I am also not surprised that, in this age of visual media, the witnessing and testifying would be very visual. The first section of Forche’s The Country Between Us contains elegiac poems about the “afflicted body” of El Salvador, to borrow a phrase from Helle. When I was in high school I saw a video about the atrocities in El Salvador. Those images remain in my head: Archbishop Oscar Romero, to whom Forche dedicates the first section of The Country Between Us, lying dead of a chest wound; soldiers firing on the people who attended his funeral; the bodies of murdered nuns being dragged out of pits. Although not an elegy in the strict sense, “The Visitor” is a poem in which Forche gives witness to political persecution, and thus mourns for the “afflicted body” of both the prisoner and El Salvador. I would have to say that the sensory images in the first stanza are as memorable as the video I saw so long ago.
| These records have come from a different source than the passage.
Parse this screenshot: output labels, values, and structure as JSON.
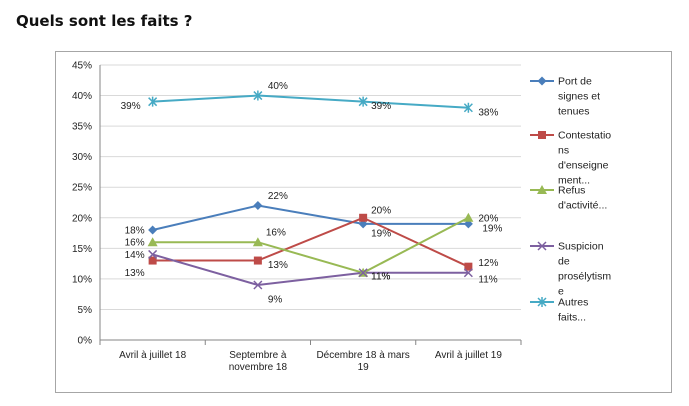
{
  "page": {
    "title": "Quels sont les faits ?"
  },
  "chart_data": {
    "type": "line",
    "categories": [
      [
        "Avril à juillet 18"
      ],
      [
        "Septembre à",
        "novembre 18"
      ],
      [
        "Décembre 18 à mars",
        "19"
      ],
      [
        "Avril à juillet 19"
      ]
    ],
    "ylim": [
      0,
      45
    ],
    "y_ticks": [
      0,
      5,
      10,
      15,
      20,
      25,
      30,
      35,
      40,
      45
    ],
    "y_tick_labels": [
      "0%",
      "5%",
      "10%",
      "15%",
      "20%",
      "25%",
      "30%",
      "35%",
      "40%",
      "45%"
    ],
    "grid": true,
    "legend_position": "right",
    "series": [
      {
        "name": [
          "Port de",
          "signes et",
          "tenues"
        ],
        "color": "#4a7ebb",
        "marker": "diamond",
        "values": [
          18,
          22,
          19,
          19
        ],
        "labels": [
          "18%",
          "22%",
          "19%",
          "19%"
        ]
      },
      {
        "name": [
          "Contestatio",
          "ns",
          "d'enseigne",
          "ment..."
        ],
        "color": "#be4b48",
        "marker": "square",
        "values": [
          13,
          13,
          20,
          12
        ],
        "labels": [
          "13%",
          "13%",
          "20%",
          "12%"
        ]
      },
      {
        "name": [
          "Refus",
          "d'activité..."
        ],
        "color": "#98b954",
        "marker": "triangle",
        "values": [
          16,
          16,
          11,
          20
        ],
        "labels": [
          "16%",
          "16%",
          "11%",
          "20%"
        ]
      },
      {
        "name": [
          "Suspicion",
          "de",
          "prosélytism",
          "e"
        ],
        "color": "#7d60a0",
        "marker": "x",
        "values": [
          14,
          9,
          11,
          11
        ],
        "labels": [
          "14%",
          "9%",
          "11%",
          "11%"
        ]
      },
      {
        "name": [
          "Autres",
          "faits..."
        ],
        "color": "#46aac5",
        "marker": "star",
        "values": [
          39,
          40,
          39,
          38
        ],
        "labels": [
          "39%",
          "40%",
          "39%",
          "38%"
        ]
      }
    ]
  }
}
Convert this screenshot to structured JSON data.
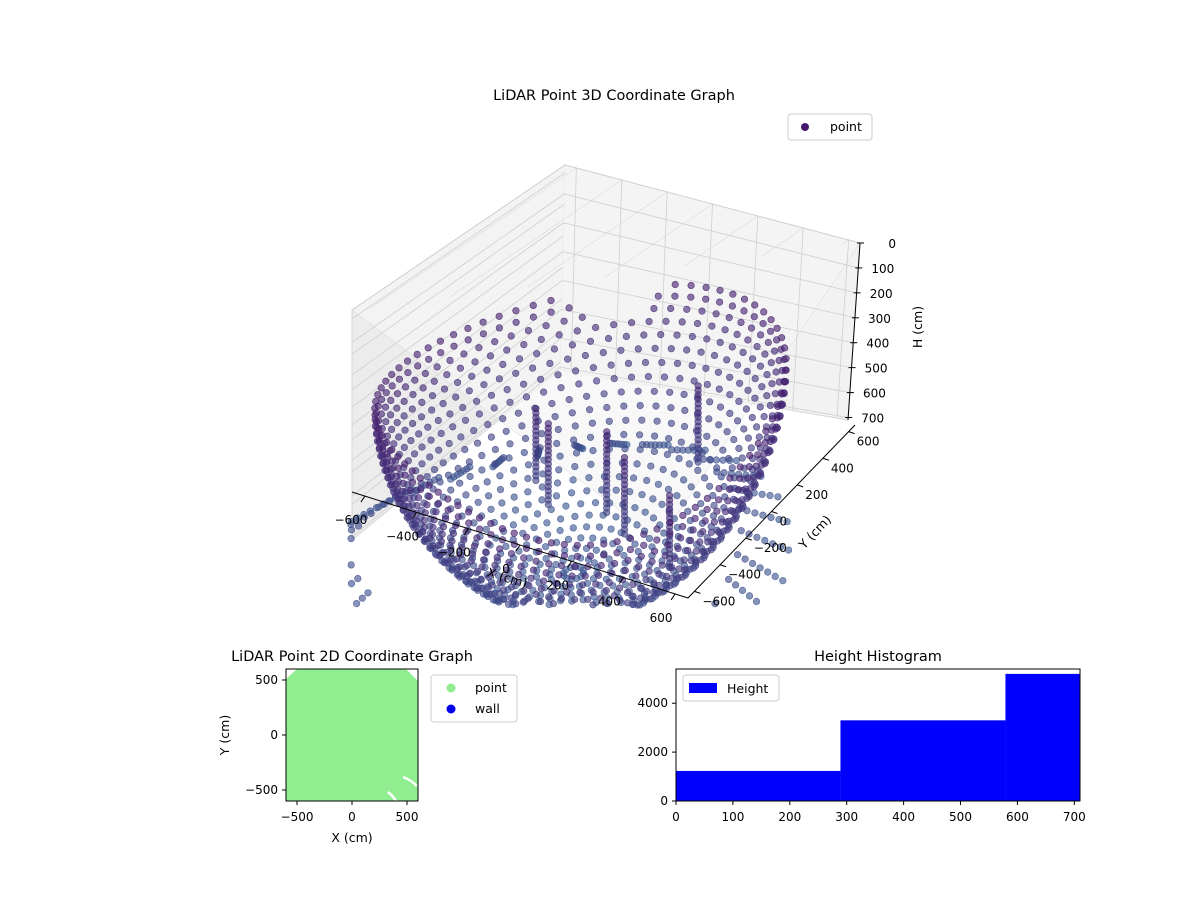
{
  "chart_data": [
    {
      "type": "scatter3d",
      "title": "LiDAR Point 3D Coordinate Graph",
      "xlabel": "X (cm)",
      "ylabel": "Y (cm)",
      "zlabel": "H (cm)",
      "xlim": [
        -650,
        650
      ],
      "ylim": [
        -650,
        650
      ],
      "zlim": [
        0,
        710
      ],
      "zinverted": true,
      "x_ticks": [
        -600,
        -400,
        -200,
        0,
        200,
        400,
        600
      ],
      "y_ticks": [
        -600,
        -400,
        -200,
        0,
        200,
        400,
        600
      ],
      "z_ticks": [
        0,
        100,
        200,
        300,
        400,
        500,
        600,
        700
      ],
      "x_tick_labels": [
        "−600",
        "−400",
        "−200",
        "0",
        "200",
        "400",
        "600"
      ],
      "y_tick_labels": [
        "−600",
        "−400",
        "−200",
        "0",
        "200",
        "400",
        "600"
      ],
      "z_tick_labels": [
        "0",
        "100",
        "200",
        "300",
        "400",
        "500",
        "600",
        "700"
      ],
      "legend": {
        "entries": [
          {
            "label": "point",
            "color": "#46186b"
          }
        ],
        "placement": "upper-right"
      },
      "colors": {
        "high": "#46186b",
        "low": "#3b5a93",
        "pane": "#f2f2f2",
        "grid": "#cfcfcf"
      },
      "grid": true
    },
    {
      "type": "scatter",
      "title": "LiDAR Point 2D Coordinate Graph",
      "xlabel": "X (cm)",
      "ylabel": "Y (cm)",
      "xlim": [
        -600,
        600
      ],
      "ylim": [
        -600,
        600
      ],
      "x_ticks": [
        -500,
        0,
        500
      ],
      "y_ticks": [
        -500,
        0,
        500
      ],
      "x_tick_labels": [
        "−500",
        "0",
        "500"
      ],
      "y_tick_labels": [
        "−500",
        "0",
        "500"
      ],
      "series": [
        {
          "name": "point",
          "color": "#90ee90"
        },
        {
          "name": "wall",
          "color": "#0000ee"
        }
      ],
      "legend": {
        "placement": "outside-right"
      }
    },
    {
      "type": "histogram",
      "title": "Height Histogram",
      "xlim": [
        0,
        710
      ],
      "ylim": [
        0,
        5400
      ],
      "x_ticks": [
        0,
        100,
        200,
        300,
        400,
        500,
        600,
        700
      ],
      "y_ticks": [
        0,
        2000,
        4000
      ],
      "x_tick_labels": [
        "0",
        "100",
        "200",
        "300",
        "400",
        "500",
        "600",
        "700"
      ],
      "y_tick_labels": [
        "0",
        "2000",
        "4000"
      ],
      "bins": [
        {
          "start": 0,
          "end": 289,
          "count": 1230
        },
        {
          "start": 289,
          "end": 579,
          "count": 3300
        },
        {
          "start": 579,
          "end": 710,
          "count": 5200
        }
      ],
      "series": [
        {
          "name": "Height",
          "color": "#0000ff"
        }
      ],
      "legend": {
        "placement": "upper-left"
      }
    }
  ]
}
In this case, the aural images are emphasized in the quiet aspirate endings of words like “Spanish,” “left,” and “breath.” It is interesting that Forche uses an occasional internal slant rhyme or slant end rhyme to emphasize the sensory. This kind of rhyme is not for music, but for remembering and experiencing Francisco’s pain and isolation. You could also say that Forche uses “visual rhyme” in “The Memory of Elena,” in which the meat and seafood in a paella resembles human body parts: “camarones, fingers and shells, / the lips of those whose lips / have been removed, mussels / the soft blue of a leg socket.” Rhyme and sound, it seems, become important tools when they can heighten sensory experience.
Rich uses visual images to show the afflictions that she feels are hidden or ignored. She is interested in “’Naming and mourning damage, keeping pain vocal so it cannot become normalized and acceptable’” (qtd. in Helle 63). A clear instance of this effort occurs in the first stanza of “A Woman Dead in Her Forties,” in which Rich describes the results of the mastectomy that her friend underwent. In the poem, she rues her and her friend’s failure to discuss cancer and its effects on the body. I suppose Rich is also trying to revise the convention of the “beautiful dead woman.” According to this convention, the woman’s dead body becomes an aesthetic object, as in a poem like “The Lady of Shallot.” Perhaps another advantage of the brutal and vivid documentary image is that the poet can avoid aestheticizing affliction.